All those muscles that she had admired in his arms seemed to bulge as he thrust her upward, and suddenly she was shoulder height above the roof.

She put her hands out, used her arms to propel her, and with James’s help from below, eventually clambered up.

Her short skirt had ridden up around her thighs, but she dismissed the embarrassment that flared momentarily in her as she tugged it down. Much more important things to worry about than flashing her knickers, that was for sure.

“All right?” James called up.

“I think so.” Although her left hand was throbbing at having had pressure on it. “I’m going to crawl across the roof.” She didn’t know how strong the wavy fibercrete was, and given it had collapsed in one corner, she guessed not very strong at all. So she carefully moved on hands and knees toward the front of the garage and peered down over the side.

The roof sloped upward from back to front, and the ground looked a fair distance away.

The sound of someone coughing came from her left, and she shielded her gaze against the rising sun to see an old man limping down the row of garages in blue overalls.

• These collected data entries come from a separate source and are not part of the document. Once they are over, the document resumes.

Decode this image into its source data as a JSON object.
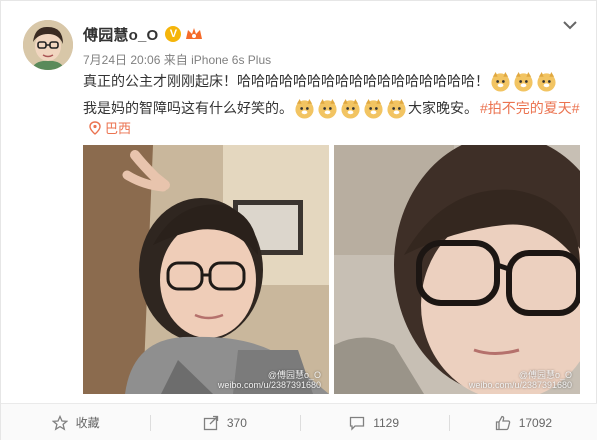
{
  "post": {
    "username": "傅园慧o_O",
    "vip_badge": "V",
    "timestamp": "7月24日 20:06",
    "source_prefix": "来自",
    "source_device": "iPhone 6s Plus",
    "text_line1": "真正的公主才刚刚起床！哈哈哈哈哈哈哈哈哈哈哈哈哈哈哈哈哈！",
    "text_line2_before": "我是妈的智障吗这有什么好笑的。",
    "text_line2_after": "大家晚安。",
    "hashtag": "#拍不完的夏天#",
    "location": "巴西",
    "watermark_line1": "@傅园慧o_O",
    "watermark_line2": "weibo.com/u/2387391680",
    "emoji": "doge-emoji",
    "accent_color": "#eb7350"
  },
  "actions": {
    "favorite": "收藏",
    "repost": "370",
    "comment": "1129",
    "like": "17092"
  }
}
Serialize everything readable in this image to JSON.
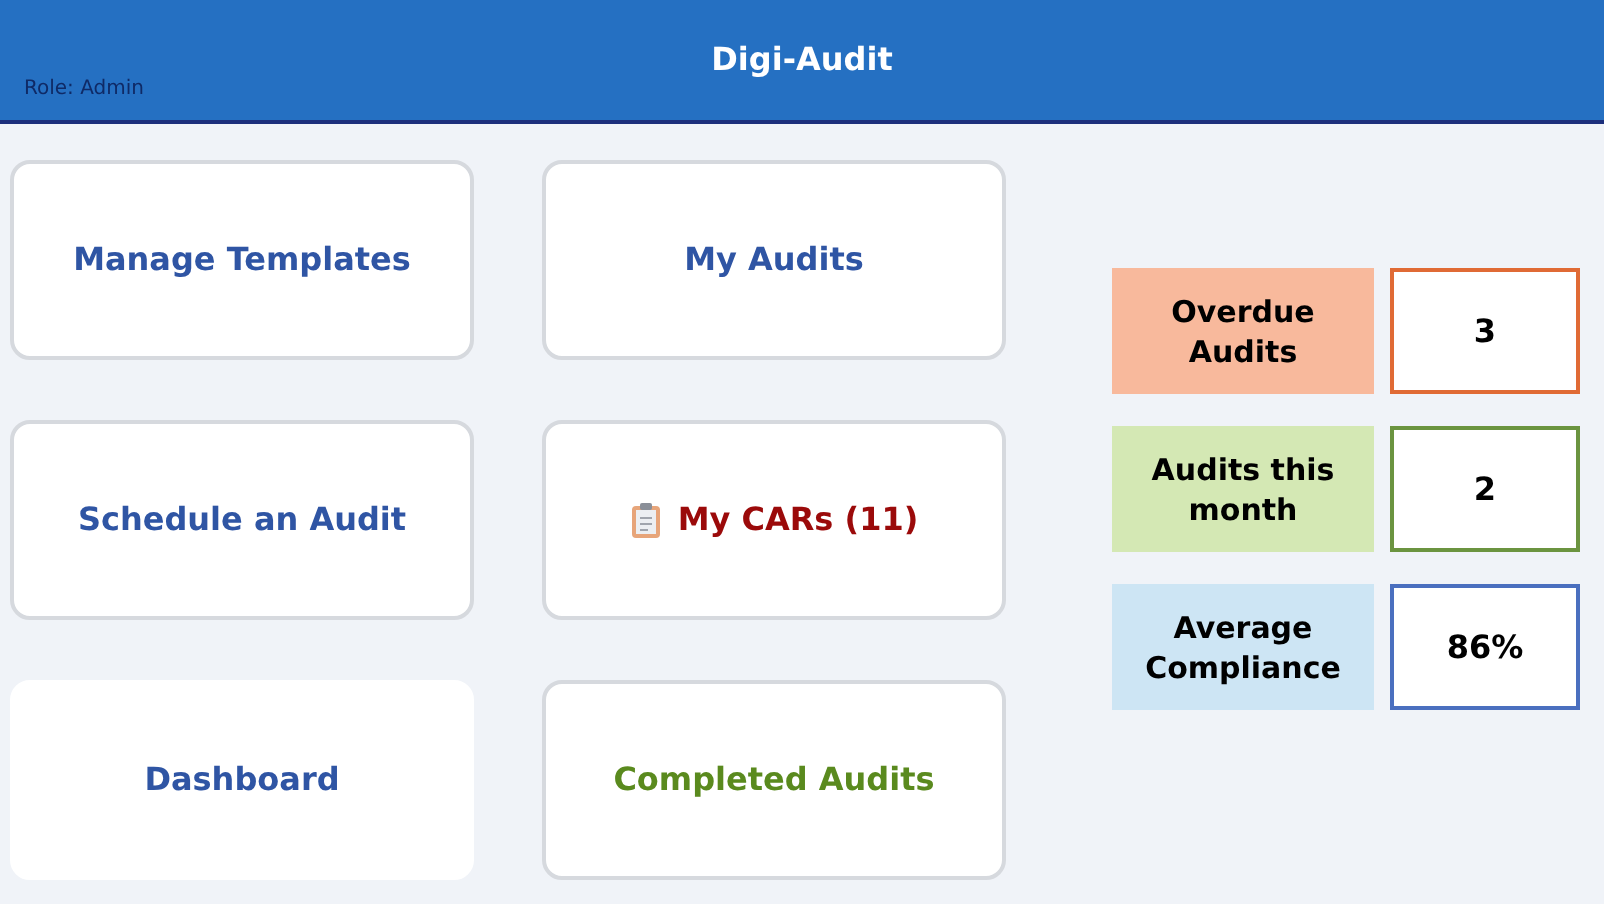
{
  "header": {
    "title": "Digi-Audit",
    "role": "Role: Admin"
  },
  "tiles": [
    {
      "label": "Manage Templates",
      "color": "#2f55a4",
      "kind": "plain",
      "bordered": true
    },
    {
      "label": "My Audits",
      "color": "#2f55a4",
      "kind": "plain",
      "bordered": true
    },
    {
      "label": "Schedule an Audit",
      "color": "#2f55a4",
      "kind": "plain",
      "bordered": true
    },
    {
      "label": "My CARs (11)",
      "color": "#9b0a0a",
      "kind": "clipboard",
      "bordered": true
    },
    {
      "label": "Dashboard",
      "color": "#2f55a4",
      "kind": "plain",
      "bordered": false
    },
    {
      "label": "Completed Audits",
      "color": "#5a8a1e",
      "kind": "plain",
      "bordered": true
    }
  ],
  "stats": [
    {
      "label": "Overdue Audits",
      "value": "3",
      "kind": "orange"
    },
    {
      "label": "Audits this month",
      "value": "2",
      "kind": "green"
    },
    {
      "label": "Average Compliance",
      "value": "86%",
      "kind": "blue"
    }
  ]
}
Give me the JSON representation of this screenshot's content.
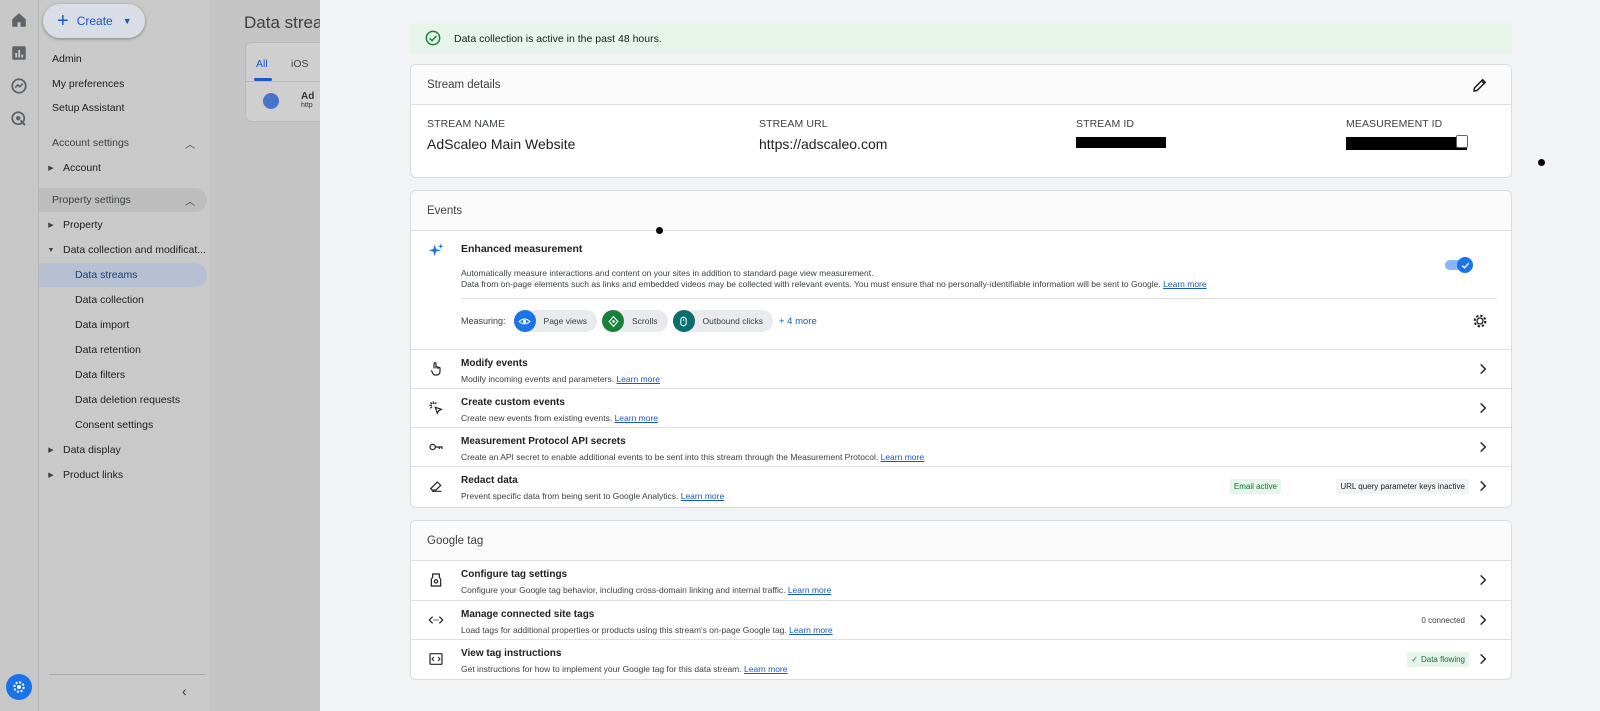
{
  "nav": {
    "create_label": "Create",
    "items": {
      "admin": "Admin",
      "my_preferences": "My preferences",
      "setup_assistant": "Setup Assistant"
    },
    "account_settings": "Account settings",
    "account": "Account",
    "property_settings": "Property settings",
    "property": "Property",
    "data_collection_mod": "Data collection and modificat...",
    "subitems": [
      "Data streams",
      "Data collection",
      "Data import",
      "Data retention",
      "Data filters",
      "Data deletion requests",
      "Consent settings"
    ],
    "data_display": "Data display",
    "product_links": "Product links"
  },
  "bg": {
    "title": "Data strea",
    "tabs": [
      "All",
      "iOS"
    ],
    "row_text": "Ad",
    "row_sub": "http"
  },
  "banner": "Data collection is active in the past 48 hours.",
  "stream_details": {
    "title": "Stream details",
    "name_label": "STREAM NAME",
    "name_value": "AdScaleo Main Website",
    "url_label": "STREAM URL",
    "url_value": "https://adscaleo.com",
    "id_label": "STREAM ID",
    "mid_label": "MEASUREMENT ID"
  },
  "events": {
    "title": "Events",
    "enhanced_title": "Enhanced measurement",
    "enhanced_desc1": "Automatically measure interactions and content on your sites in addition to standard page view measurement.",
    "enhanced_desc2": "Data from on-page elements such as links and embedded videos may be collected with relevant events. You must ensure that no personally-identifiable information will be sent to Google.",
    "learn_more": "Learn more",
    "measuring_label": "Measuring:",
    "chips": [
      "Page views",
      "Scrolls",
      "Outbound clicks"
    ],
    "more": "+ 4 more",
    "rows": [
      {
        "title": "Modify events",
        "desc": "Modify incoming events and parameters."
      },
      {
        "title": "Create custom events",
        "desc": "Create new events from existing events."
      },
      {
        "title": "Measurement Protocol API secrets",
        "desc": "Create an API secret to enable additional events to be sent into this stream through the Measurement Protocol."
      },
      {
        "title": "Redact data",
        "desc": "Prevent specific data from being sent to Google Analytics."
      }
    ],
    "badge_email": "Email active",
    "badge_url": "URL query parameter keys inactive"
  },
  "google_tag": {
    "title": "Google tag",
    "rows": [
      {
        "title": "Configure tag settings",
        "desc": "Configure your Google tag behavior, including cross-domain linking and internal traffic."
      },
      {
        "title": "Manage connected site tags",
        "desc": "Load tags for additional properties or products using this stream's on-page Google tag."
      },
      {
        "title": "View tag instructions",
        "desc": "Get instructions for how to implement your Google tag for this data stream."
      }
    ],
    "connected": "0 connected",
    "data_flowing": "Data flowing"
  },
  "colors": {
    "accent": "#1a73e8",
    "banner_bg": "#e6f4ea",
    "chip_blue": "#1a73e8",
    "chip_green": "#188038",
    "chip_teal": "#0b6e6e"
  }
}
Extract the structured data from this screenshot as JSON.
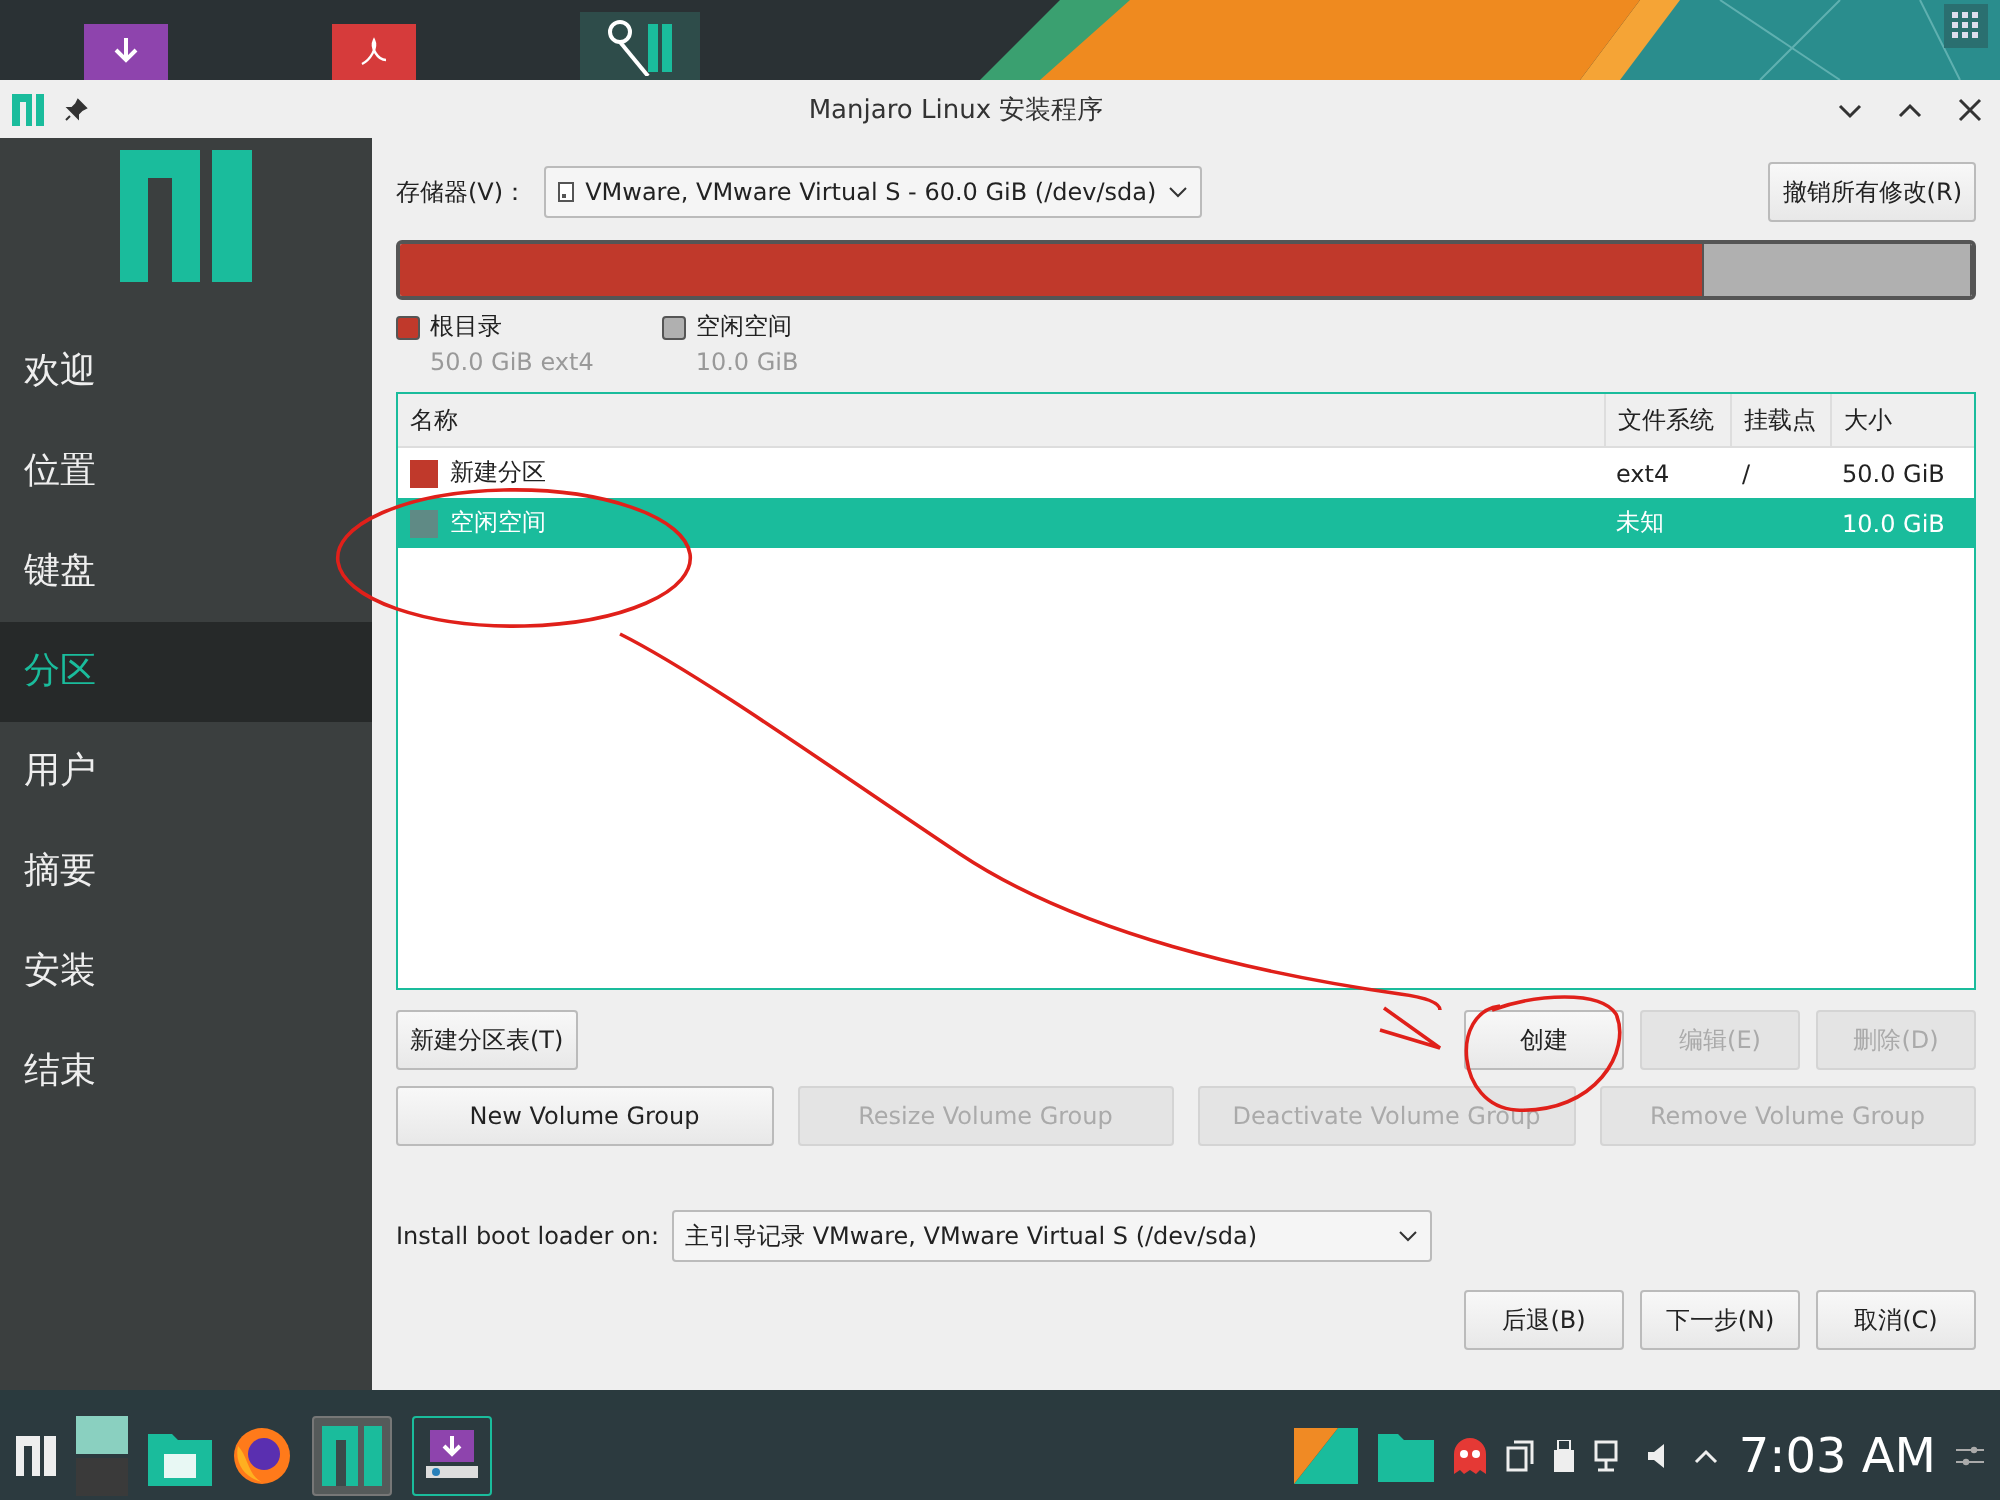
{
  "window": {
    "title": "Manjaro Linux 安装程序"
  },
  "sidebar": {
    "items": [
      {
        "label": "欢迎",
        "selected": false
      },
      {
        "label": "位置",
        "selected": false
      },
      {
        "label": "键盘",
        "selected": false
      },
      {
        "label": "分区",
        "selected": true
      },
      {
        "label": "用户",
        "selected": false
      },
      {
        "label": "摘要",
        "selected": false
      },
      {
        "label": "安装",
        "selected": false
      },
      {
        "label": "结束",
        "selected": false
      }
    ]
  },
  "storage": {
    "label": "存储器(V)：",
    "value": "VMware, VMware Virtual S - 60.0 GiB (/dev/sda)",
    "revert_button": "撤销所有修改(R)"
  },
  "usage_bar": [
    {
      "label": "根目录",
      "detail": "50.0 GiB  ext4",
      "level": 0.83,
      "color": "#c0392b"
    },
    {
      "label": "空闲空间",
      "detail": "10.0 GiB",
      "level": 0.17,
      "color": "#b0b0b0"
    }
  ],
  "table": {
    "columns": [
      "名称",
      "文件系统",
      "挂载点",
      "大小"
    ],
    "rows": [
      {
        "name": "新建分区",
        "filesystem": "ext4",
        "mount": "/",
        "size": "50.0 GiB",
        "color": "#c0392b",
        "selected": false
      },
      {
        "name": "空闲空间",
        "filesystem": "未知",
        "mount": "",
        "size": "10.0 GiB",
        "color": "#5f8a85",
        "selected": true
      }
    ]
  },
  "partition_buttons": [
    {
      "label": "新建分区表(T)",
      "disabled": false
    },
    {
      "label": "创建",
      "disabled": false
    },
    {
      "label": "编辑(E)",
      "disabled": true
    },
    {
      "label": "删除(D)",
      "disabled": true
    }
  ],
  "volume_buttons": [
    {
      "label": "New Volume Group",
      "disabled": false
    },
    {
      "label": "Resize Volume Group",
      "disabled": true
    },
    {
      "label": "Deactivate Volume Group",
      "disabled": true
    },
    {
      "label": "Remove Volume Group",
      "disabled": true
    }
  ],
  "boot_loader": {
    "label": "Install boot loader on:",
    "value": "主引导记录 VMware, VMware Virtual S (/dev/sda)"
  },
  "nav_buttons": [
    {
      "label": "后退(B)",
      "disabled": false
    },
    {
      "label": "下一步(N)",
      "disabled": false
    },
    {
      "label": "取消(C)",
      "disabled": false
    }
  ],
  "taskbar": {
    "clock": "7:03 AM"
  }
}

“Hello!” she called, waving.

He came to a stop, looking around for her.

“Up on the roof! Hello!”

Eventually he found her, but his eyesight was obviously not good, because he was frowning and squinting as he came closer, and then stopped in amazement.

“A girl on a roof.”

“Yes. My friend and I were locked in the garage last night and I climbed through a hole in the corner. Can you break the padlock to get my friend out, and get a ladder for me to get down?”

“Break a padlock?” the man said, shaking his head. “I don’t go around destroying other people’s property.”

“There’s a detective sergeant of Scotland Yard injured and trapped in that garage,” Gabriella said. “You’d be on the side of the law if you broke it. But if you don’t want to, can you go and fetch a bobby or two to help instead?”

“The coppers?” he spat to the side.

“Can you at least get a ladder to help me down, then?” Gabriella asked, suddenly finding her patience wearing thin. She had to force herself to keep her voice calm and friendly.

“Reckon I can.” He was still standing in the middle of the row, looking up at her, when Gabriella saw a man walking down toward him.

He was wearing a hat low over his eyes and a dark gray jacket. Something about him set her heart thumping and when he stopped, took a few steps back at the sight of her and the old man, then darted quickly around the back of one of the garages, she understood why.

Despite the warm rays of the rising sun, a chill went through her. She crawled back over the roof and looked down at James, who was staring up at her from below.